Andere Latécoère-Fabrikhallen an den Bahngleisen sind bis heute verlassen und verwahrlost. Lost Places für noch mehr Street Art.

Die verwaisten Latécoère-Fabrikhallen an den Bahngleisen von Montaudran. Foto: Hilke Maunder
Die verwaisten Latécoère-Fabrikhallen an den Bahngleisen von Montaudran. Foto: Hilke Maunder

Aéroscopia: legendäre Flieger

Heute konzentriert sich die Luft-, Raumfahrt- und Drohnenbranche von Toulouse in Blagnac. Unternehmen wie Airbus und deren Zulieferer, der internationale Flughafen, zahlreiche luftfahrtaffine Branchen und Betriebe, Hochschulen und andere Ausbildungsstätten haben dort das Cluster Aerospace Valley geschaffen.

Aéroscopia: Airbus-Ikonen mit Bienenstock am See. Foto: Hilke Maunder
Ein Bienenstock am See, dahinter Ikonen von Airbus: Stillleben von Aéroscopia. Foto: Hilke Maunder

Gemeinsam mit Bordeaux ist es international führend. Und liegt mit dem Boeing-Sitz Seattle im Dauerstreit um Platz eins der Welt.
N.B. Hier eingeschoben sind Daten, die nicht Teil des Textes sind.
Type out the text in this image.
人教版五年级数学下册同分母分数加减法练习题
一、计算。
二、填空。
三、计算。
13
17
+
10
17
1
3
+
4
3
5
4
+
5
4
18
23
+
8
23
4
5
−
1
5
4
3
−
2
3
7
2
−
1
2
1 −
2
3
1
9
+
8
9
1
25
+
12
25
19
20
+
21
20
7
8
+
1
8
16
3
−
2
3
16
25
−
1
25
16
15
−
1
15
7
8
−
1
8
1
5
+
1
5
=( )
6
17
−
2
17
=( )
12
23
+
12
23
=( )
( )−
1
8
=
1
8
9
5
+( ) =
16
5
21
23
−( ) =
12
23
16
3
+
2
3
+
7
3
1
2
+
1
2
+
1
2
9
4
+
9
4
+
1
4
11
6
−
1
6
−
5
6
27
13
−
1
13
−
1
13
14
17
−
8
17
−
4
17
Flugzeuge, die Geschichte schrieben, präsentiert das Museum Aéroscopia. Concorde, Airbus A300B, Super Guppy sind dort ausgestellt. Und auch die A 380 hat es inzwischen ins Museum geschafft.
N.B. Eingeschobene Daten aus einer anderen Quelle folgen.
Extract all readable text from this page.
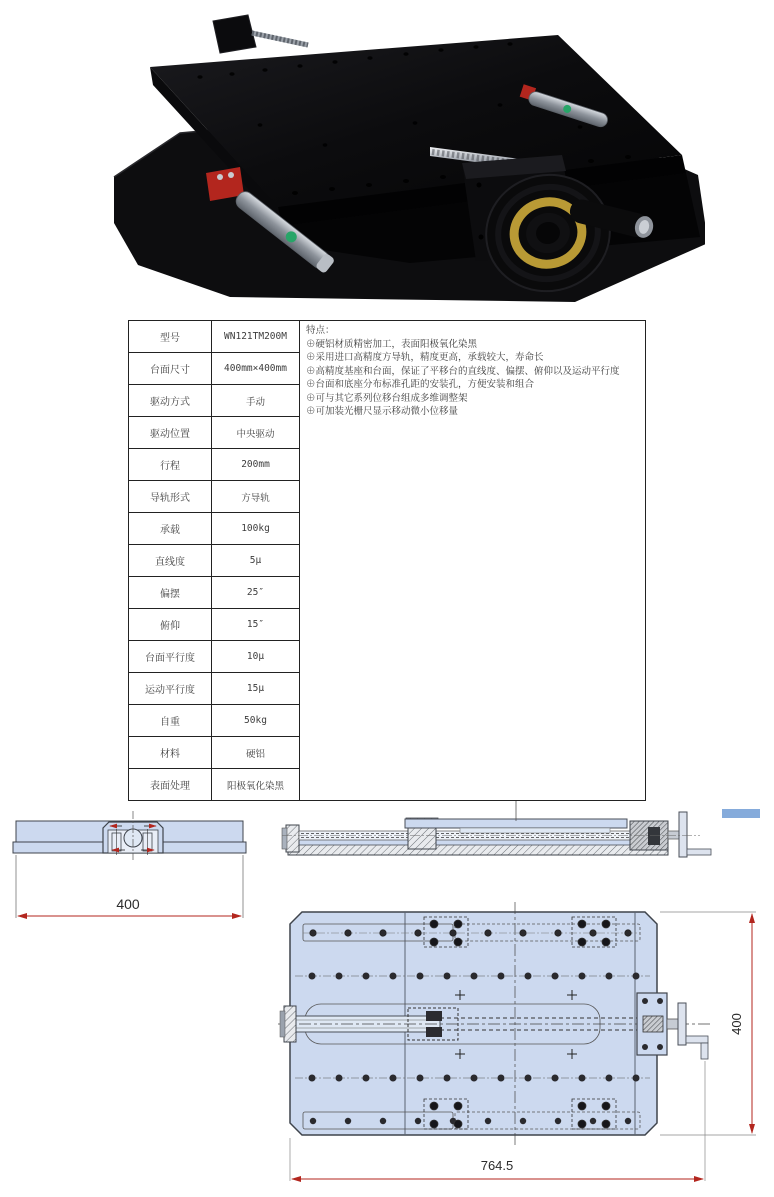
型号	WN121TM200M	
特点：
⊕硬铝材质精密加工，表面阳极氧化染黑
⊕采用进口高精度方导轨，精度更高，承载较大，寿命长
⊕高精度基座和台面，保证了平移台的直线度、偏摆、俯仰以及运动平行度
⊕台面和底座分布标准孔距的安装孔，方便安装和组合
⊕可与其它系列位移台组成多维调整架
⊕可加装光栅尺显示移动微小位移量

台面尺寸	400mm×400mm	
驱动方式	手动	
驱动位置	中央驱动	
行程	200mm	
导轨形式	方导轨	
承载	100kg	
直线度	5μ	
偏摆	25″	
俯仰	15″	
台面平行度	10μ	
运动平行度	15μ	
自重	50kg	
材料	硬铝	
表面处理	阳极氧化染黑	
400
400
764.5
Aéroscopia: Die berühmte Concorde ist im Museum ebenso ausgestellt wie der Militärtransporter von Airbus Defence and Space A 400 M. Foto: Hilke MaunderH
Die berühmte Concorde ist im Museum Aéroscopia ebenso ausgestellt wie der Militärtransporter von Airbus Defence and Space A 400 M. Foto: Hilke MaunderH

Betreiber des Museums ist Manatour. Er ist ein echtes Schwergewicht des Industrie-Tourismus in Toulouse und ermöglicht euch, bei zahlreichen Betrieben hinter die Kulissen zu gucken.

Mit Manatour könnt ihr bei Airbus den Bau der A350 erleben. Oder hinter die Kulissen des Aéroport Toulouse-Blagnac gucken. Im Museum und online gibt es Kombitickets!
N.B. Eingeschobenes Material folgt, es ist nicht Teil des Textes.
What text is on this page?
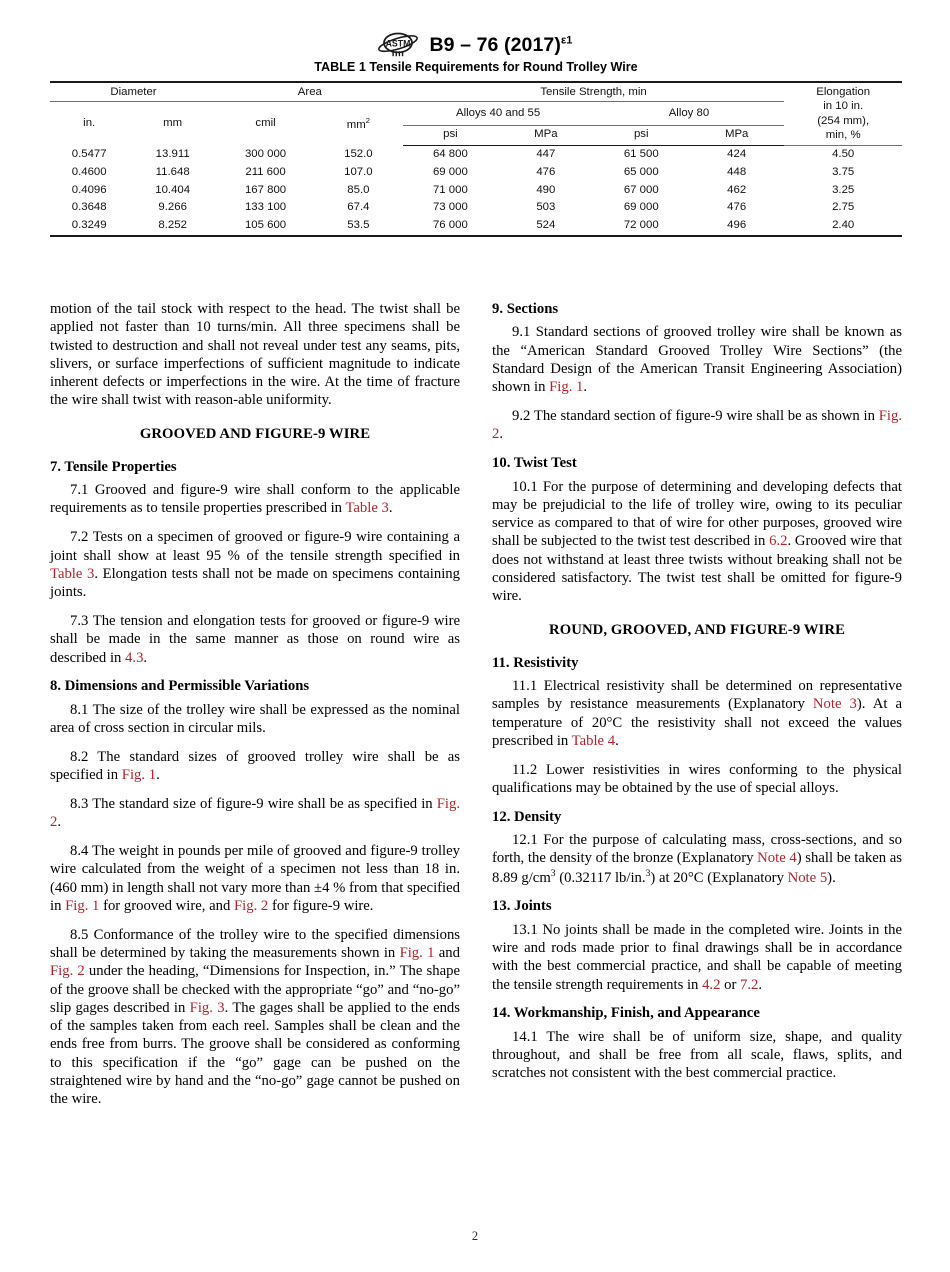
ASTM B9 – 76 $(2017)^{\varepsilon 1}$
TABLE 1 Tensile Requirements for Round Trolley Wire
Diameter		Area		Tensile Strength, min				Elongation
in 10 in.
(254 mm),
min, %
in.	mm	cmil	$mm^2$	Alloys 40 and 55		Alloy 80		
				psi	MPa	psi	MPa	
0.5477	13.911	300 000	152.0	64 800	447	61 500	424	4.50
0.4600	11.648	211 600	107.0	69 000	476	65 000	448	3.75
0.4096	10.404	167 800	85.0	71 000	490	67 000	462	3.25
0.3648	9.266	133 100	67.4	73 000	503	69 000	476	2.75
0.3249	8.252	105 600	53.5	76 000	524	72 000	496	2.40

motion of the tail stock with respect to the head. The twist shall be applied not faster than 10 turns/min. All three specimens shall be twisted to destruction and shall not reveal under test any seams, pits, slivers, or surface imperfections of sufficient magnitude to indicate inherent defects or imperfections in the wire. At the time of fracture the wire shall twist with reason-able uniformity.

GROOVED AND FIGURE-9 WIRE
7. Tensile Properties

7.1 Grooved and figure-9 wire shall conform to the applicable requirements as to tensile properties prescribed in Table 3.

7.2 Tests on a specimen of grooved or figure-9 wire containing a joint shall show at least 95 % of the tensile strength specified in Table 3. Elongation tests shall not be made on specimens containing joints.

7.3 The tension and elongation tests for grooved or figure-9 wire shall be made in the same manner as those on round wire as described in 4.3.

8. Dimensions and Permissible Variations

8.1 The size of the trolley wire shall be expressed as the nominal area of cross section in circular mils.

8.2 The standard sizes of grooved trolley wire shall be as specified in Fig. 1.

8.3 The standard size of figure-9 wire shall be as specified in Fig. 2.

8.4 The weight in pounds per mile of grooved and figure-9 trolley wire calculated from the weight of a specimen not less than 18 in. (460 mm) in length shall not vary more than ±4 % from that specified in Fig. 1 for grooved wire, and Fig. 2 for figure-9 wire.

8.5 Conformance of the trolley wire to the specified dimensions shall be determined by taking the measurements shown in Fig. 1 and Fig. 2 under the heading, “Dimensions for Inspection, in.” The shape of the groove shall be checked with the appropriate “go” and “no-go” slip gages described in Fig. 3. The gages shall be applied to the ends of the samples taken from each reel. Samples shall be clean and the ends free from burrs. The groove shall be considered as conforming to this specification if the “go” gage can be pushed on the straightened wire by hand and the “no-go” gage cannot be pushed on the wire.

9. Sections

9.1 Standard sections of grooved trolley wire shall be known as the “American Standard Grooved Trolley Wire Sections” (the Standard Design of the American Transit Engineering Association) shown in Fig. 1.

9.2 The standard section of figure-9 wire shall be as shown in Fig. 2.

10. Twist Test

10.1 For the purpose of determining and developing defects that may be prejudicial to the life of trolley wire, owing to its peculiar service as compared to that of wire for other purposes, grooved wire shall be subjected to the twist test described in 6.2. Grooved wire that does not withstand at least three twists without breaking shall not be considered satisfactory. The twist test shall be omitted for figure-9 wire.

ROUND, GROOVED, AND FIGURE-9 WIRE
11. Resistivity

11.1 Electrical resistivity shall be determined on representative samples by resistance measurements (Explanatory Note 3). At a temperature of 20°C the resistivity shall not exceed the values prescribed in Table 4.

11.2 Lower resistivities in wires conforming to the physical qualifications may be obtained by the use of special alloys.

12. Density

12.1 For the purpose of calculating mass, cross-sections, and so forth, the density of the bronze (Explanatory Note 4) shall be taken as 8.89 $g/cm^3$ (0.32117 lb/in.$^3$) at 20°C (Explanatory Note 5).

13. Joints

13.1 No joints shall be made in the completed wire. Joints in the wire and rods made prior to final drawings shall be in accordance with the best commercial practice, and shall be capable of meeting the tensile strength requirements in 4.2 or 7.2.

14. Workmanship, Finish, and Appearance

14.1 The wire shall be of uniform size, shape, and quality throughout, and shall be free from all scale, flaws, splits, and scratches not consistent with the best commercial practice.

2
Die Cité de l’Espace: ab ins All

Toulouse: Die Fotogalerie im Wasserturm ist die älteste Frankreichs. Foto: Hilke Maunder
Die Replik der Ariane 5 im Weltraumpark Cité de l’Espace. Foto: Hilke Maunder

Von der Erde ins All: Die Entdeckung des Universums in all seinen Facetten stellt die Cité de l’Espace vor. Als besondere Attraktion lockt Moon Walking. Hier gibt es mehr Infos.

Das Hôtel du Grand Balcon

Luftpost-Zeitreise im Grünen: die Jardins de la Ligne.
Im Hôtel du Balcon hat der Luftpost-Pionier Antoine de Saint-Exupéry übernachtet. Foto: Hilke Maunder

Ob ihr hier schlaft oder nur etwas trinkt im legendären Hotel, in dem Henri Decoin 1949 den Spielfilm Au Grand Balcon nach dem Drehbuch von Joseph Kessel gedreht hat: Zimmer 32 des Hôtel du Grand Balcon solltet ihr auf den Fall euch ansehen.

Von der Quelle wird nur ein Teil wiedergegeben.